Legislative Reforms to Bring Business to Oklahoma

Legislative Reforms to Bring Business to Oklahoma

By State Rep. Mike Sanders

This year, members of the House Republican caucus will be introducing major reform legislation to fix the state workers’ compensation system, correct inefficiencies in the state’s financial processing system, and attract the relocation of alternative energy companies to Oklahoma.

Workers’ compensation reform will, like last year’s historic lawsuit reform legislation, lower business expenses, and make Oklahoma more attractive to new industry. At the same time, the reform will continue to protect workers injured on the job and improve employee benefits. There is a deep dissatisfaction with the workers’ comp system, which is plagued by fraud and high costs and rarely produces consistently fair and equitable results.

Currently, attorney involvement in Oklahoma’s workers’ comp system is 50 percent higher than the national average. Even though the benefits specified in state law are comparable to workers’ comp benefits in other states, the actual cost of those benefits in Oklahoma is among the most expensive in the nation.

Government modernization legislation will include an aggressive effort to target waste in the state’s financial processing systems. Based on a study commissioned by the Office of State Finance, House Bill 2310 will set a timetable by which state officials must use technology to remedy inefficiencies in the system including the number of invoices each accounts payable full-time employee handles.

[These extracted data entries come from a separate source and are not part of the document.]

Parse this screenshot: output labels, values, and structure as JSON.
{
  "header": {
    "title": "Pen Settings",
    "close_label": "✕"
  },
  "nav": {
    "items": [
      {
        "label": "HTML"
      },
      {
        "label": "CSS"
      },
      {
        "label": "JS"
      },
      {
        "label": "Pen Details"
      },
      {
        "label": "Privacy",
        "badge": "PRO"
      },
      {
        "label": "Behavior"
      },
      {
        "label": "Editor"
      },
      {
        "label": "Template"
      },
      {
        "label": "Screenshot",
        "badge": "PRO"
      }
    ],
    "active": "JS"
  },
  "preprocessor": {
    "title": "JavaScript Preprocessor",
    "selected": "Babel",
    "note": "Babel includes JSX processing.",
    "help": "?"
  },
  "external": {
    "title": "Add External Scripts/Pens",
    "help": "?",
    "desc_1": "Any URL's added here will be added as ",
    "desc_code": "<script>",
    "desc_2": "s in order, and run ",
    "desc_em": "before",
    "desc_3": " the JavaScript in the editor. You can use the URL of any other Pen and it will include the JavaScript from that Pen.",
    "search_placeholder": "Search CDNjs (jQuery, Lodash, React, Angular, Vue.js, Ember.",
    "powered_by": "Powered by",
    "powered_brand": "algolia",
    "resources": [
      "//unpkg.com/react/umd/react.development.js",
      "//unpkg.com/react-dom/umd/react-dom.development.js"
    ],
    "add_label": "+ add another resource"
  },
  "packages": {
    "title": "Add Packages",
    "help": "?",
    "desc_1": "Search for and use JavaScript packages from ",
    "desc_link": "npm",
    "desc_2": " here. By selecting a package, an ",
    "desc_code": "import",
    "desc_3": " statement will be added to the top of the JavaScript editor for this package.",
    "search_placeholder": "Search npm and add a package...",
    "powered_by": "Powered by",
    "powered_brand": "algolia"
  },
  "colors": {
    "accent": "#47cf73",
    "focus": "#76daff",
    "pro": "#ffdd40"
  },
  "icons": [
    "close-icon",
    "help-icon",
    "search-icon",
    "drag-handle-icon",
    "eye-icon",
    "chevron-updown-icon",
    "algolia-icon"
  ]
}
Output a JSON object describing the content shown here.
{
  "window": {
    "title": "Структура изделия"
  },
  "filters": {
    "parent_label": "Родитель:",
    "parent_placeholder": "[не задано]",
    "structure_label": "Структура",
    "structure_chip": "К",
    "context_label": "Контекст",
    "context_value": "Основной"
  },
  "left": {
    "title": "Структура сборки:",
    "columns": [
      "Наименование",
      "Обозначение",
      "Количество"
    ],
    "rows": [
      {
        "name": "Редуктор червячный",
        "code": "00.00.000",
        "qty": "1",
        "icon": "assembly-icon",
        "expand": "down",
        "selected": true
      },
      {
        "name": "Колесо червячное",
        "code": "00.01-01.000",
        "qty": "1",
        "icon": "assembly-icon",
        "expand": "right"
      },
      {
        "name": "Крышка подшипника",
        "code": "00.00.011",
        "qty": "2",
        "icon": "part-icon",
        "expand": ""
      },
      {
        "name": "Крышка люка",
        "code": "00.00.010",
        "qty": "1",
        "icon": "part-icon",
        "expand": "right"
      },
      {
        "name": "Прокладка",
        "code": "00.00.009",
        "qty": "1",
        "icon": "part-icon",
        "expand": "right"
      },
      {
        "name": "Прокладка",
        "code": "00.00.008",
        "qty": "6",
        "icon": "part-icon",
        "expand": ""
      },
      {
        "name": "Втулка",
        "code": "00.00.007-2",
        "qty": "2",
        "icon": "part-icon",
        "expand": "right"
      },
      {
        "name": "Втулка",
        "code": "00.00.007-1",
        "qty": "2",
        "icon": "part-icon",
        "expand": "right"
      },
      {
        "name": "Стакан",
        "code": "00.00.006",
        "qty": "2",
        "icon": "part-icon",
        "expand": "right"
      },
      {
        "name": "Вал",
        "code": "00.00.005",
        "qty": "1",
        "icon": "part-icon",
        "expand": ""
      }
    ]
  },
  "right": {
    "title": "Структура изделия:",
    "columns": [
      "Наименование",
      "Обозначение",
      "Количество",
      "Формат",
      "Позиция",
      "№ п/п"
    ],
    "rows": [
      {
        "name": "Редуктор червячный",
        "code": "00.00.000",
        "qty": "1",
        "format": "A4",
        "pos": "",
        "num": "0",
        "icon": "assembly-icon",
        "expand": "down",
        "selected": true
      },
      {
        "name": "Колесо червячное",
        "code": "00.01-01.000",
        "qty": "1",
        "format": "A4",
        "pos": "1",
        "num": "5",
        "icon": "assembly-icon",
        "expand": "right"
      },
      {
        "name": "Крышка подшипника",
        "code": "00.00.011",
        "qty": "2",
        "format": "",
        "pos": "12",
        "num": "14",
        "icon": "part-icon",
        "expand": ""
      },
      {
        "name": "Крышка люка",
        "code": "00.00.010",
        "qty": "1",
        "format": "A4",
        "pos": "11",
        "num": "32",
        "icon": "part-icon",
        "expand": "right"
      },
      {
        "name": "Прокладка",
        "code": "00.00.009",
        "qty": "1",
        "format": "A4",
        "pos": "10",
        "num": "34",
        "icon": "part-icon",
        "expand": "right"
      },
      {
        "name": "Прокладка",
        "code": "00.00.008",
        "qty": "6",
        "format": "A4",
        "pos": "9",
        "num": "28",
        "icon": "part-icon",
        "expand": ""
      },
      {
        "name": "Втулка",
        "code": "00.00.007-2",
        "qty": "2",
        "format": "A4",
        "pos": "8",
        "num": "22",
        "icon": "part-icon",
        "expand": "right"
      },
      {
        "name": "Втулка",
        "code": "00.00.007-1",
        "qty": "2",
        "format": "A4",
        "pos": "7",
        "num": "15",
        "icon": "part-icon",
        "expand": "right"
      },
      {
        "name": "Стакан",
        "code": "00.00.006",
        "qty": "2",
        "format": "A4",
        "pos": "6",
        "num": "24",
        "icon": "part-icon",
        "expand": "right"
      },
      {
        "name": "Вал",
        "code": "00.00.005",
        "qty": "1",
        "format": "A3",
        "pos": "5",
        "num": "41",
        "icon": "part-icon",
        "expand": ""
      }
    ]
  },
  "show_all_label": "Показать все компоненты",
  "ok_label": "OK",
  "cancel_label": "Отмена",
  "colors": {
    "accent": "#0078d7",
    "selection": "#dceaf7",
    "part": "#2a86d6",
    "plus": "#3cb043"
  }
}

The study, conducted by the globally-recognized Hackett Corporation, found that up to $65 million could be saved each year through the implementation of a more efficient state government financials system. The Hackett study documents that Oklahoma’s accounts payable system is incurring high transaction costs and experiencing low productivity because of the under-utilization of technology. Oklahoma spends $20.05 for each invoice in the state’s accounts payable system compared to peer groups that spend $3.58 per account payable. In other words, it takes Oklahoma six times more resources for each process than similarly sized organizations.

Our state is situated to be a leader in the use of wind and natural gas, two resources that abound in Oklahoma. I recently met with representatives from OG&E, the Corporation Commission, the Farm Bureau and several wind energy companies. The subject of our meeting was HB 2973, my proposed wind energy legislation. This group came together to ensure that HB 2973 would be fair and beneficial to all parties involved. My number one priority with this legislation is to protect Oklahoma’s farmers and ranchers. Our land is a valuable commodity and we must ensure that proper measures are taken when contracting with wind energy companies to protect our land and the rights of landowners.

I would like to thank you all for the overwhelming support I have received for my legislation to increase the prison time for convicted sex offenders and require a map-able address and zip code when they register.